La Commission européenne a publié une Etude sur l'évaluation du Règlement (UE) 2019/1150 dit « Règlement P2B » désormais applicable depuis le 12 juillet 2020.

Cette étude avait pour objectif d'étudier l'effectivité de la règlementation deux ans après son entrée en vigueur.

Les constats réalisés aux termes de cette étude sont peu optimistes. La Commission européenne souligne une mise en Suvre inégale et insuffisante des exigences tirées du Règlement P2B par les opérateurs de plateforme.

Selon cette dernière, le faible niveau de sensibilisation au respect de la règlementation et le manque d'application effective ont été identifiés comme les principales causes du constat de la Commission européenne.

L'analyse de cette étude est pour vous l'occasion de faire le point : Etes-vous à jour du Règlement P2B ?

Précisons qu'en France, le non-respect des obligations posées par le règlement P2B est considéré comme une pratique restrictive de concurrence, pouvant donner lieu à une amende susceptible d'aller jusqu'à 5 millions d'euros ou 5% du chiffre d'affaires HT réalisé en France.

A qui s'applique le Règlement Platform to Business (P2B) ?
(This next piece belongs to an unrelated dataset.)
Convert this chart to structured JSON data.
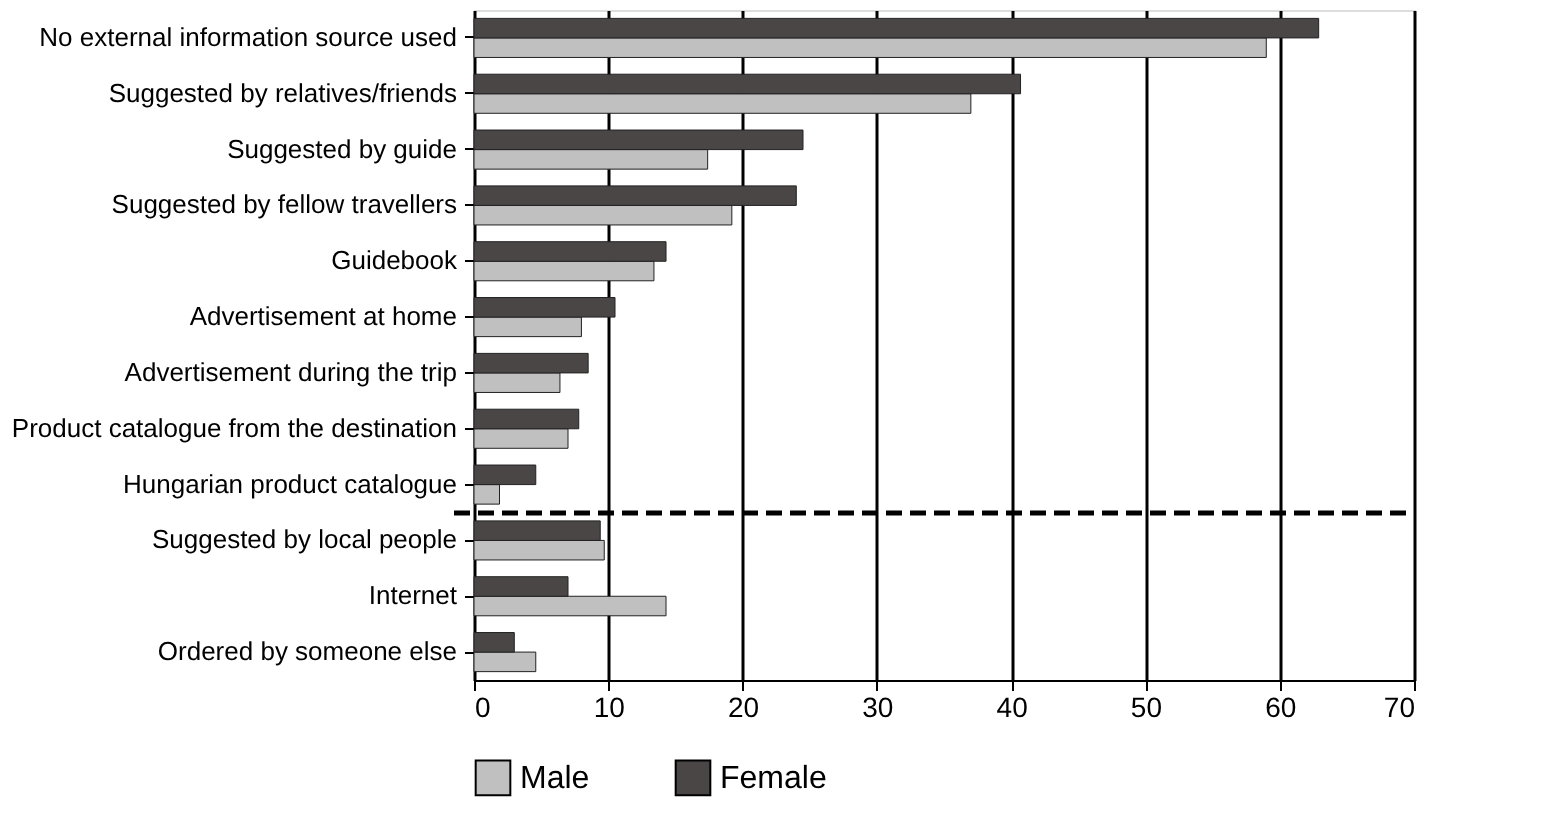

Le Règlement P2B s'applique aux services d'intermédiation en ligne (notamment aux marketplaces et plateformes numériques) et aux moteurs de recherche fournis à des entreprises utilisatrices (des professionnels) qui, au travers de ces services d'intermédiation en ligne, proposent des biens ou services à une clientèle de consommateurs situés dans l'Union Européenne.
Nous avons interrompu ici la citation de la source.